The stress test will not apply if you’re renewing with the same financial institution.

How will the new stress-tests impact buyers?

According to Canadian real estate blog Better Dwelling , 49% of Toronto households have a median income capable of carrying an average home purchase of $750,800 with a mortgage rate at 2.89%. Under the new 4.89% stress test, that number will drop to 38%.

Example 1

*Average Toronto home is $750,800

20% down payment = $150,160

Mortgage to carry = $600,640

Rate at 2.89% = $2,497/month

Stress tested at 4.89% = $3,184/month

Example 2

Average condo price = $558,428

20% down payment = $111,686

Mortgage to carry = $446,742

Rate at 2.89% = $1857/month

Stress tested at 4.89% = $2368/month

The impact on purchasing power will result in a decrease of roughly $150,000 for buyers in Example 1. This means if you're looking at homes in the $700-800,000 market, you'll likely have to switch to the $500-600,000 market. The new rules are forcing buyers to build in a buffer on their budget to prepare for future interest rate increases.

Looking at Example 2, a buyer in that situation would need to prove they can pay roughly $511 more each month to qualify for the same mortgage amount. This means the buyer's annual income would need to increase by roughly $15,000 to qualify. Either you bump up your income, or you look for a more affordable condo you will qualify for at the 4.89% rate.

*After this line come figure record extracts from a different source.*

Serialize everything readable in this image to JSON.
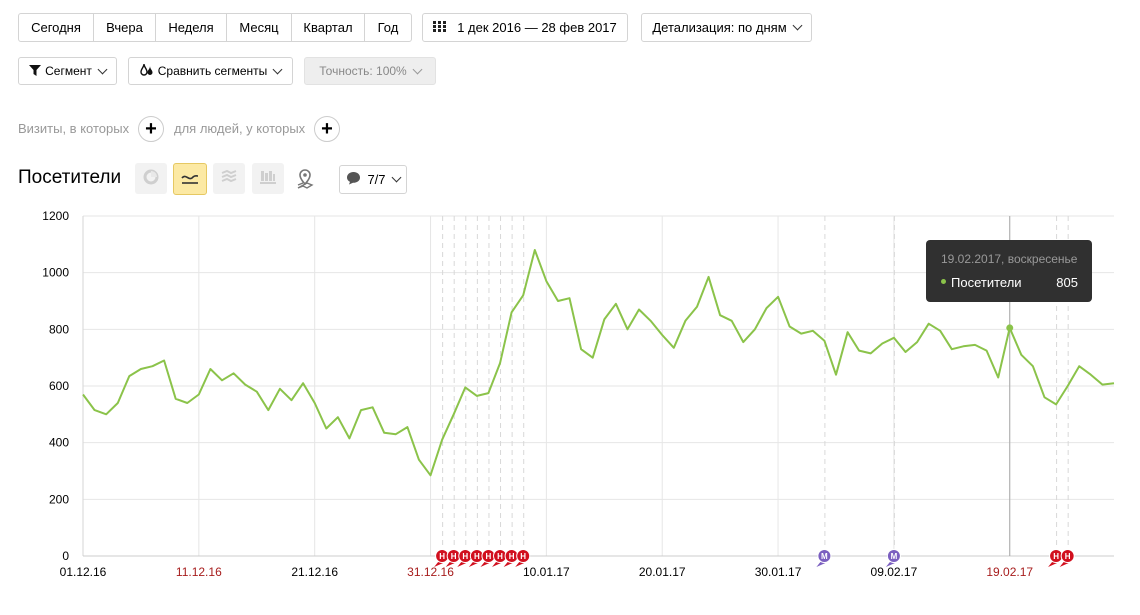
{
  "periods": [
    "Сегодня",
    "Вчера",
    "Неделя",
    "Месяц",
    "Квартал",
    "Год"
  ],
  "date_range": "1 дек 2016 — 28 фев 2017",
  "detail": "Детализация: по дням",
  "segment": "Сегмент",
  "compare": "Сравнить сегменты",
  "accuracy": "Точность: 100%",
  "visits_label": "Визиты, в которых",
  "people_label": "для людей, у которых",
  "metric_title": "Посетители",
  "annotations_label": "7/7",
  "tooltip": {
    "date": "19.02.2017, воскресенье",
    "series": "Посетители",
    "value": "805"
  },
  "chart_data": {
    "type": "line",
    "ylim": [
      0,
      1200
    ],
    "yticks": [
      "0",
      "200",
      "400",
      "600",
      "800",
      "1000",
      "1200"
    ],
    "xticks": [
      {
        "label": "01.12.16",
        "holiday": false
      },
      {
        "label": "11.12.16",
        "holiday": true
      },
      {
        "label": "21.12.16",
        "holiday": false
      },
      {
        "label": "31.12.16",
        "holiday": true
      },
      {
        "label": "10.01.17",
        "holiday": false
      },
      {
        "label": "20.01.17",
        "holiday": false
      },
      {
        "label": "30.01.17",
        "holiday": false
      },
      {
        "label": "09.02.17",
        "holiday": false
      },
      {
        "label": "19.02.17",
        "holiday": true
      }
    ],
    "start_date": "01.12.16",
    "series": [
      {
        "name": "Посетители",
        "color": "#8bc34a",
        "values": [
          570,
          515,
          500,
          540,
          635,
          660,
          670,
          690,
          555,
          540,
          570,
          660,
          620,
          645,
          605,
          580,
          515,
          590,
          550,
          610,
          540,
          450,
          490,
          415,
          515,
          525,
          435,
          430,
          455,
          340,
          285,
          410,
          500,
          595,
          565,
          575,
          680,
          860,
          920,
          1080,
          970,
          900,
          910,
          730,
          700,
          835,
          890,
          800,
          870,
          830,
          780,
          735,
          830,
          880,
          985,
          850,
          830,
          755,
          800,
          875,
          915,
          810,
          785,
          795,
          760,
          640,
          790,
          725,
          715,
          750,
          770,
          720,
          755,
          820,
          795,
          730,
          740,
          745,
          725,
          630,
          805,
          710,
          670,
          560,
          535,
          600,
          670,
          640,
          605,
          610
        ]
      }
    ],
    "markers": [
      {
        "day": 31,
        "type": "Н"
      },
      {
        "day": 32,
        "type": "Н"
      },
      {
        "day": 33,
        "type": "Н"
      },
      {
        "day": 34,
        "type": "Н"
      },
      {
        "day": 35,
        "type": "Н"
      },
      {
        "day": 36,
        "type": "Н"
      },
      {
        "day": 37,
        "type": "Н"
      },
      {
        "day": 38,
        "type": "Н"
      },
      {
        "day": 64,
        "type": "М"
      },
      {
        "day": 70,
        "type": "М"
      },
      {
        "day": 84,
        "type": "Н"
      },
      {
        "day": 85,
        "type": "Н"
      }
    ],
    "highlight_day": 80,
    "marker_colors": {
      "Н": "#d10f1e",
      "М": "#7b5fc0"
    },
    "holiday_color": "#a71d1d"
  }
}
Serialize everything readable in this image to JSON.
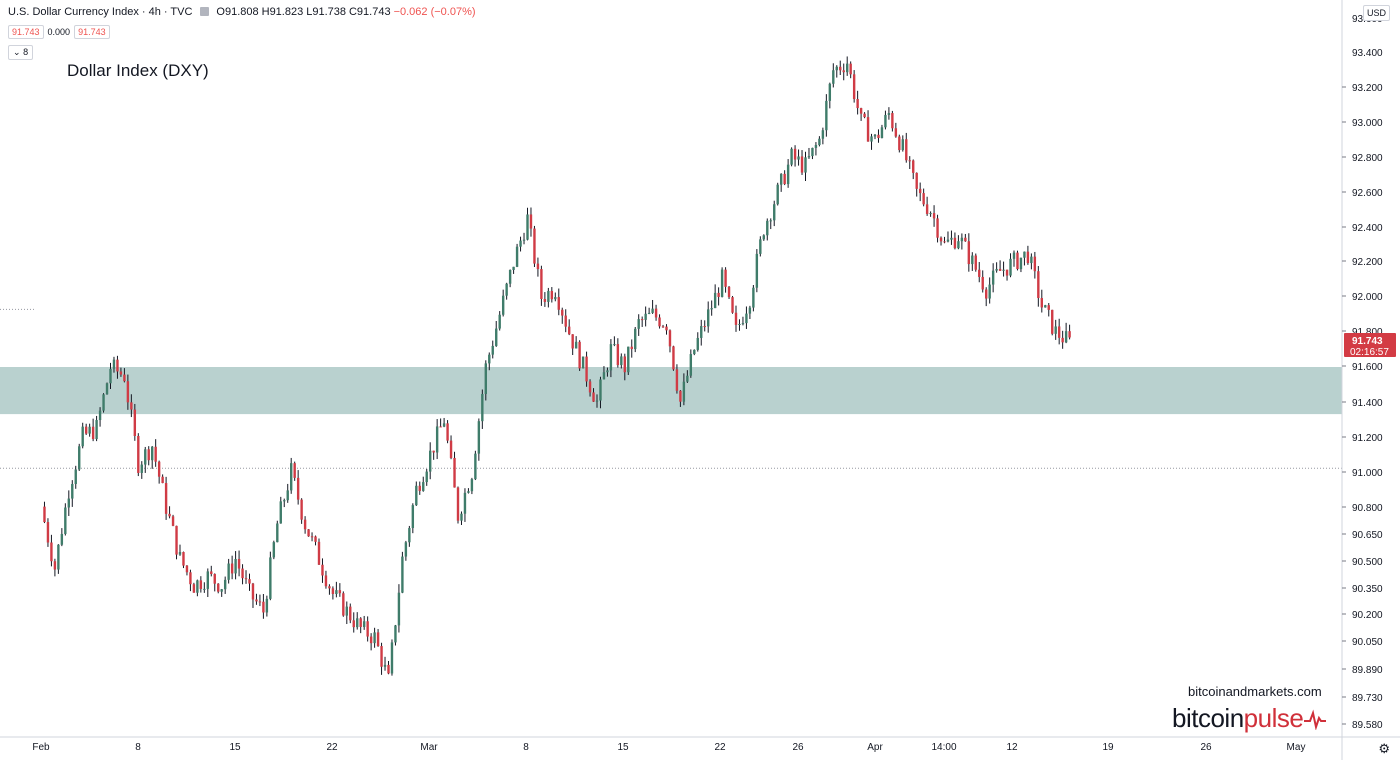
{
  "header": {
    "symbol": "U.S. Dollar Currency Index · 4h · TVC",
    "open": "O91.808",
    "high": "H91.823",
    "low": "L91.738",
    "close": "C91.743",
    "change": "−0.062 (−0.07%)",
    "box_bid": "91.743",
    "box_spread": "0.000",
    "box_ask": "91.743",
    "indicator_count": "8",
    "currency": "USD"
  },
  "chart_data": {
    "type": "candlestick",
    "title": "Dollar Index (DXY)",
    "y_ticks": [
      "93.400",
      "93.200",
      "93.000",
      "92.800",
      "92.600",
      "92.400",
      "92.200",
      "92.000",
      "91.800",
      "91.600",
      "91.400",
      "91.200",
      "91.000",
      "90.800",
      "90.650",
      "90.500",
      "90.350",
      "90.200",
      "90.050",
      "89.890",
      "89.730",
      "89.580"
    ],
    "y_tick_top": "93.600",
    "x_ticks": [
      "Feb",
      "8",
      "15",
      "22",
      "Mar",
      "8",
      "15",
      "22",
      "26",
      "Apr",
      "14:00",
      "12",
      "19",
      "26",
      "May"
    ],
    "last_price": "91.743",
    "countdown": "02:16:57",
    "support_zone": [
      91.33,
      91.6
    ],
    "horizontal_line": 91.02,
    "dotted_level": 91.93,
    "price_path": [
      [
        "Feb 1",
        90.8
      ],
      [
        "Feb 2",
        90.45
      ],
      [
        "Feb 3",
        90.9
      ],
      [
        "Feb 4",
        91.2
      ],
      [
        "Feb 5",
        91.25
      ],
      [
        "Feb 6",
        91.6
      ],
      [
        "Feb 7",
        91.55
      ],
      [
        "Feb 8",
        91.05
      ],
      [
        "Feb 9",
        91.15
      ],
      [
        "Feb 10",
        90.8
      ],
      [
        "Feb 11",
        90.5
      ],
      [
        "Feb 12",
        90.35
      ],
      [
        "Feb 13",
        90.4
      ],
      [
        "Feb 14",
        90.35
      ],
      [
        "Feb 15",
        90.5
      ],
      [
        "Feb 16",
        90.3
      ],
      [
        "Feb 17",
        90.2
      ],
      [
        "Feb 18",
        90.7
      ],
      [
        "Feb 19",
        91.0
      ],
      [
        "Feb 20",
        90.7
      ],
      [
        "Feb 21",
        90.5
      ],
      [
        "Feb 22",
        90.3
      ],
      [
        "Feb 23",
        90.2
      ],
      [
        "Feb 24",
        90.1
      ],
      [
        "Feb 25",
        90.05
      ],
      [
        "Feb 26",
        89.8
      ],
      [
        "Feb 27",
        90.5
      ],
      [
        "Feb 28",
        90.9
      ],
      [
        "Mar 1",
        91.1
      ],
      [
        "Mar 2",
        91.3
      ],
      [
        "Mar 3",
        90.75
      ],
      [
        "Mar 4",
        91.0
      ],
      [
        "Mar 5",
        91.6
      ],
      [
        "Mar 6",
        91.9
      ],
      [
        "Mar 7",
        92.2
      ],
      [
        "Mar 8",
        92.45
      ],
      [
        "Mar 9",
        92.0
      ],
      [
        "Mar 10",
        92.05
      ],
      [
        "Mar 11",
        91.8
      ],
      [
        "Mar 12",
        91.6
      ],
      [
        "Mar 13",
        91.4
      ],
      [
        "Mar 14",
        91.7
      ],
      [
        "Mar 15",
        91.6
      ],
      [
        "Mar 16",
        91.85
      ],
      [
        "Mar 17",
        91.9
      ],
      [
        "Mar 18",
        91.85
      ],
      [
        "Mar 19",
        91.4
      ],
      [
        "Mar 20",
        91.7
      ],
      [
        "Mar 21",
        91.9
      ],
      [
        "Mar 22",
        92.1
      ],
      [
        "Mar 23",
        91.8
      ],
      [
        "Mar 24",
        92.0
      ],
      [
        "Mar 25",
        92.4
      ],
      [
        "Mar 26",
        92.6
      ],
      [
        "Mar 27",
        92.8
      ],
      [
        "Mar 28",
        92.75
      ],
      [
        "Mar 29",
        92.9
      ],
      [
        "Mar 30",
        93.3
      ],
      [
        "Mar 31",
        93.35
      ],
      [
        "Apr 1",
        93.0
      ],
      [
        "Apr 2",
        92.9
      ],
      [
        "Apr 3",
        93.05
      ],
      [
        "Apr 4",
        92.85
      ],
      [
        "Apr 5",
        92.6
      ],
      [
        "Apr 6",
        92.5
      ],
      [
        "Apr 7",
        92.3
      ],
      [
        "Apr 8",
        92.35
      ],
      [
        "Apr 9",
        92.2
      ],
      [
        "Apr 10",
        92.05
      ],
      [
        "Apr 11",
        92.15
      ],
      [
        "Apr 12",
        92.2
      ],
      [
        "Apr 13",
        92.25
      ],
      [
        "Apr 14",
        91.95
      ],
      [
        "Apr 15",
        91.8
      ],
      [
        "Apr 16",
        91.74
      ]
    ]
  },
  "watermark": {
    "site": "bitcoinandmarkets.com",
    "brand_a": "bitcoin",
    "brand_b": "pulse"
  },
  "colors": {
    "up": "#26a69a",
    "down": "#ef5350",
    "candle_up_render": "#3f7c6a",
    "candle_down_render": "#d03b45",
    "zone": "#b9d1cf",
    "price_label": "#d33b44"
  }
}
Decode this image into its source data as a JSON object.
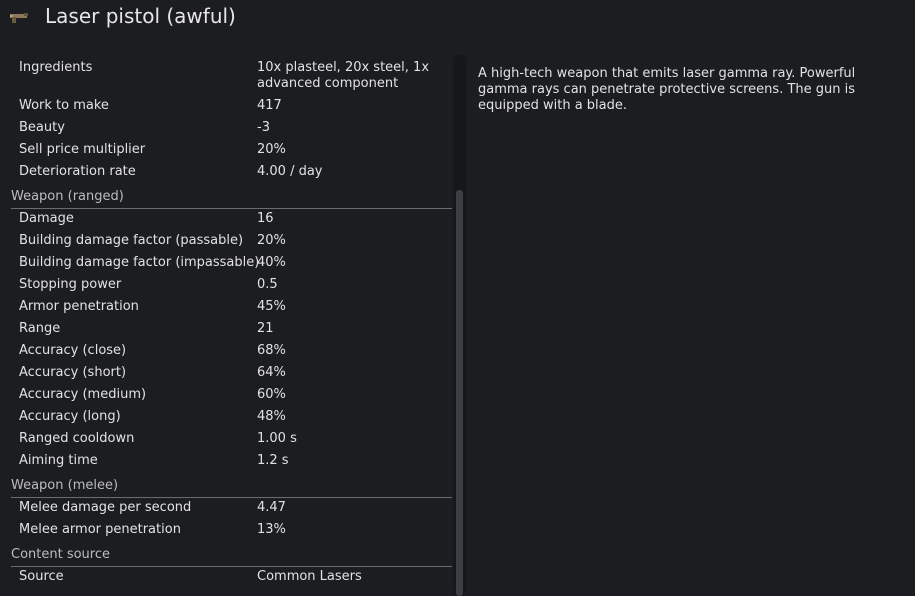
{
  "header": {
    "icon": "laser-pistol-icon",
    "title": "Laser pistol (awful)"
  },
  "stats": {
    "general": [
      {
        "label": "Ingredients",
        "value": "10x plasteel, 20x steel, 1x advanced component"
      },
      {
        "label": "Work to make",
        "value": "417"
      },
      {
        "label": "Beauty",
        "value": "-3"
      },
      {
        "label": "Sell price multiplier",
        "value": "20%"
      },
      {
        "label": "Deterioration rate",
        "value": "4.00 / day"
      }
    ],
    "ranged": {
      "title": "Weapon (ranged)",
      "rows": [
        {
          "label": "Damage",
          "value": "16"
        },
        {
          "label": "Building damage factor (passable)",
          "value": "20%"
        },
        {
          "label": "Building damage factor (impassable)",
          "value": "40%"
        },
        {
          "label": "Stopping power",
          "value": "0.5"
        },
        {
          "label": "Armor penetration",
          "value": "45%"
        },
        {
          "label": "Range",
          "value": "21"
        },
        {
          "label": "Accuracy (close)",
          "value": "68%"
        },
        {
          "label": "Accuracy (short)",
          "value": "64%"
        },
        {
          "label": "Accuracy (medium)",
          "value": "60%"
        },
        {
          "label": "Accuracy (long)",
          "value": "48%"
        },
        {
          "label": "Ranged cooldown",
          "value": "1.00 s"
        },
        {
          "label": "Aiming time",
          "value": "1.2 s"
        }
      ]
    },
    "melee": {
      "title": "Weapon (melee)",
      "rows": [
        {
          "label": "Melee damage per second",
          "value": "4.47"
        },
        {
          "label": "Melee armor penetration",
          "value": "13%"
        }
      ]
    },
    "content_source": {
      "title": "Content source",
      "rows": [
        {
          "label": "Source",
          "value": "Common Lasers"
        }
      ]
    }
  },
  "description": "A high-tech weapon that emits laser gamma ray. Powerful gamma rays can penetrate protective screens. The gun is equipped with a blade."
}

On the positive side, the stress test is trying to make Canadians more mindful of not maxing out at current income levels.

On the negative end, it’s reducing the current purchasing power. In already hot markets like Toronto and Vancouver, that leaves buyers with fewer options.

Someone who is considering a $500,000 purchase might already be stretching their resources to ‘move up’. The new mortgage stress test will put a ceiling on these buyers and might push them out of the market. This could cool the mid-range, 2-bedroom condo market while warming up more affordable or outlying (not in the downtown core) units where you get more square footage bang for the buck.

Interest rates are likely going up in the next year or two. If they do, the stress test will likely go up with them. In general, this means buyers will be able to afford less, because they won’t pass the stress test.

The stress test could cause buyers to shift markets

Alternatively, we might see the people who cannot afford mortgage carrying costs for a $750,800 freehold purchase shift to the condo market, where they can afford the carrying costs on $558,428. Or, they will seek out alternative lending opportunities from mortgage finance institutions, but the OFSI has made it clear that they are expecting greater fiscal responsibility from all lenders.

Now might be a smart time to move from Condo to Freehold

If you’re a condo owner looking to jump to freehold, now might be the time. You’re selling into a hot condo resale market and buying into a down freehold market. Plus, you’ll beat the stress test and lock in at a low rate. Even if you stretch to get that house, your future renewal would not be stress tested if you stay with the same financial institution.

Or The stress test hits, prices drop for freeholds because they are costly, but the affordable condo market sees little change. That same condo seller / freehold buyer might see prices drop another 100k and still get in before the BoC bumps rates up again, assuming they have a big deposit.

Why is Canada implementing mortgage stress-tests?

The stress test changes are a precaution as the world moves away from near-zero interest rates. While it’s not the responsibility of the OSFI to cool our overheated real estate, they are plainly concerned about the debt loads of Canadians amid soaring home values. They see the stress test as a brake on overstretched buyers who would be vulnerable as rates rise and who might bring down sensible buyers with them, as was seen in the U.S. in 2008.

*Calculated using a 30-year amortization period. Average Toronto home price sourced via Better Dwelling. Average Toronto condo price sourced via as of Oct 16, 2017.